Security: /etc/shadow Protection
The initrd stat function assigns /etc/shadow mode 0640 (not world-readable), while all other files get 0555. The VFS layer enforces an additional capability gate requiring the CAP_KIND_AUTH capability kind in the process’s capability table for /etc/shadow access on the initrd path, using byte-by-byte path comparison (no symlinks in initrd, so the path is canonical). Without this capability kind, the open returns ENOCAP (errno 130).
Read Path
Reads are zero-copy: the read callback copies directly from the kernel’s .rodata section via __builtin_memcpy. There is no buffer allocation or data duplication.
Console Device
Source: kernel/fs/console.c
The console is a write-only character device for /dev/console, used as stdout/stderr for user processes.

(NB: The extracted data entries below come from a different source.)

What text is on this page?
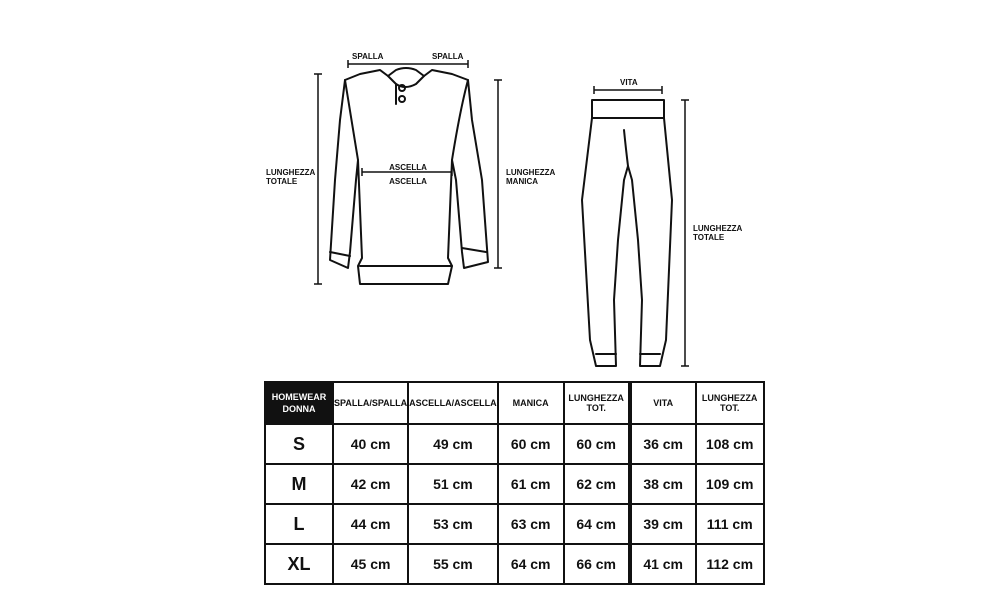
SPALLA	SPALLA
ASCELLA
ASCELLA
LUNGHEZZA
TOTALE
LUNGHEZZA
MANICA
VITA
LUNGHEZZA
TOTALE
HOMEWEAR
DONNA	SPALLA/SPALLA	ASCELLA/ASCELLA	MANICA	LUNGHEZZA TOT.	VITA	LUNGHEZZA TOT.
S	40 cm	49 cm	60 cm	60 cm	36 cm	108 cm
M	42 cm	51 cm	61 cm	62 cm	38 cm	109 cm
L	44 cm	53 cm	63 cm	64 cm	39 cm	111 cm
XL	45 cm	55 cm	64 cm	66 cm	41 cm	112 cm
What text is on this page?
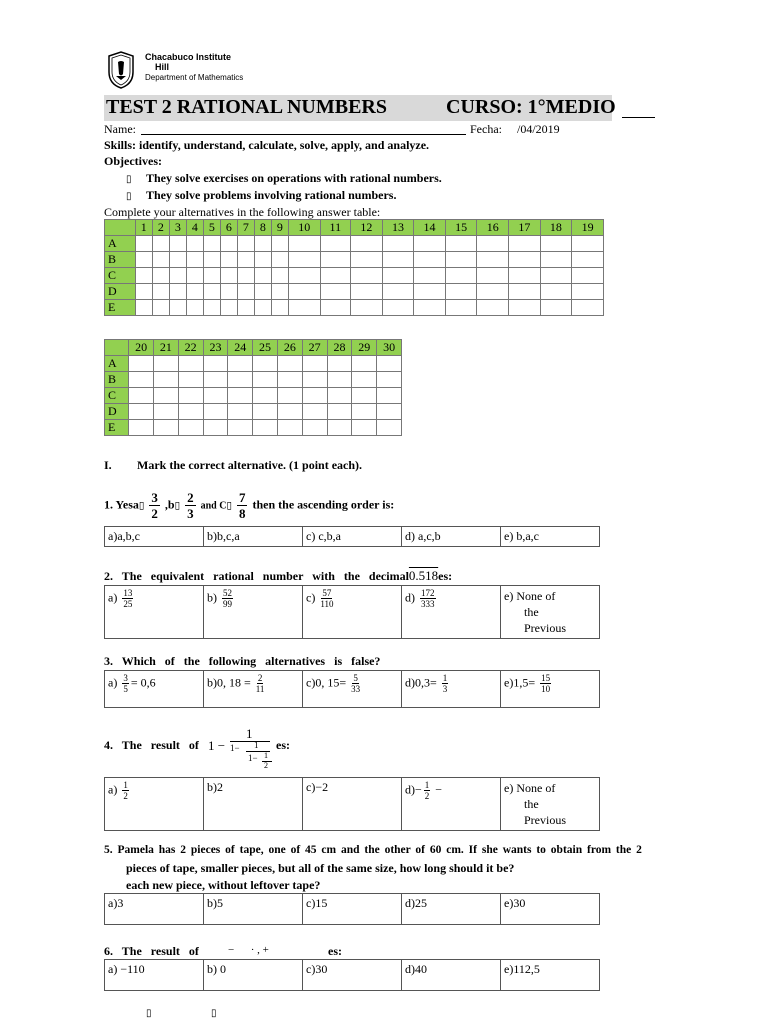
Chacabuco Institute
Hill
Department of Mathematics
TEST 2 RATIONAL NUMBERS	CURSO: 1°MEDIO
Name:	Fecha: /04/2019
Skills: identify, understand, calculate, solve, apply, and analyze.
Objectives:
▯ They solve exercises on operations with rational numbers.
▯ They solve problems involving rational numbers.
Complete your alternatives in the following answer table:
	1	2	3	4	5	6	7	8	9	10	11	12	13	14	15	16	17	18	19
A																			
B																			
C																			
D																			
E																			
	20	21	22	23	24	25	26	27	28	29	30
A											
B											
C											
D											
E											
I. Mark the correct alternative. (1 point each).
1. Yesa▯ $\frac{3}{2}$ ,b▯ $\frac{2}{3}$ and C▯ $\frac{7}{8}$ then the ascending order is:
a)a,b,c	b)b,c,a	c) c,b,a	d) a,c,b	e) b,a,c
2. The equivalent rational number with the decimal0.518es:
$a) \frac{13}{25}$	$b) \frac{52}{99}$	$c) \frac{57}{110}$	$d) \frac{172}{333}$	e) None of
the
Previous
3. Which of the following alternatives is false?
$a) \frac{3}{5} = 0,6$	b)0, $18 = \frac{2}{11}$	c)0, $15= \frac{5}{33}$	$d)0,3= \frac{1}{3}$	$e)1,5= \frac{15}{10}$
4. The result of 1 −
1
1− 1
1− 1
2
es:
$a) \frac{1}{2}$	b)2	c)−2	$d)- \frac{1}{2}$ −	e) None of
the
Previous
5. Pamela has 2 pieces of tape, one of 45 cm and the other of 60 cm. If she wants to obtain from the 2
pieces of tape, smaller pieces, but all of the same size, how long should it be?
each new piece, without leftover tape?
a)3	b)5	c)15	d)25	e)30
6. The result of	−      · , +	es:
a) −110	b) 0	c)30	d)40	e)112,5
▯	▯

It is a stateless singleton – all instances share the same ops table and priv pointer (NULL).
Output Sinks
Console output is written to three sinks simultaneously:
- Serial port (
serial_write_string) – always active - VGA text mode (
vga_write_string) – active when not in quiet mode and VGA is available - Framebuffer (
fb_putchar) – active when not in quiet mode and FB is available
The quiet mode check (printk_get_quiet()) suppresses screen output during graphical boot to prevent boot log flash before the compositor takes over.
SMAP Safety
Console write uses a 256-byte kernel bounce buffer:
char kbuf[256];
n = min(len, 256);
n = min(n, page_boundary_distance);
copy_from_user(kbuf, buf, n);
Characters are then written one at a time to each output sink to properly handle control characters (\b, \r, \n).
VFS Interface
static const vfs_ops_t s_console_ops = {
.read = console_read_fn, /* returns -ENOSYS */
.write = console_write_fn,
.close = console_close_fn, /* no-op */
.readdir = NULL,
.dup = NULL, /* stateless */
.stat = console_stat_fn, /* S_IFCHR|0600, major=5 minor=1 */
.poll = console_poll_fn, /* POLLOUT always */
};
Summary: Backend Comparison
| Backend | Mount Point | Writable | Persistent | Max Size | Required Capability Kinds |
|---|---|---|---|---|---|
| procfs | /proc/ |
No | N/A | ~4 KB/file | CAP_KIND_PROC_READ (cross-pid access) |
| ramfs | /tmp/, /run/ |
Yes | No | 4 KB/file | None |
| Pipes | Anonymous | Yes | No | 4056 bytes | None |
| memfd | Anonymous | mmap only | No | 8 MB | None |
| initrd | /, /bin/, /etc/, /dev/ |
No | Yes (ROM) | Varies | CAP_KIND_AUTH (/etc/shadow) |
| Console | /dev/console |
Write-only | N/A | N/A | None |
| ext2 | Root filesystem | Yes | Yes (NVMe) | ~48 KB writable | CAP_KIND_AUTH (/etc/shadow) + DAC |
All backends register their vfs_ops_t tables statically. There is no dynamic filesystem registration mechanism – adding a new filesystem requires kernel code changes and recompilation.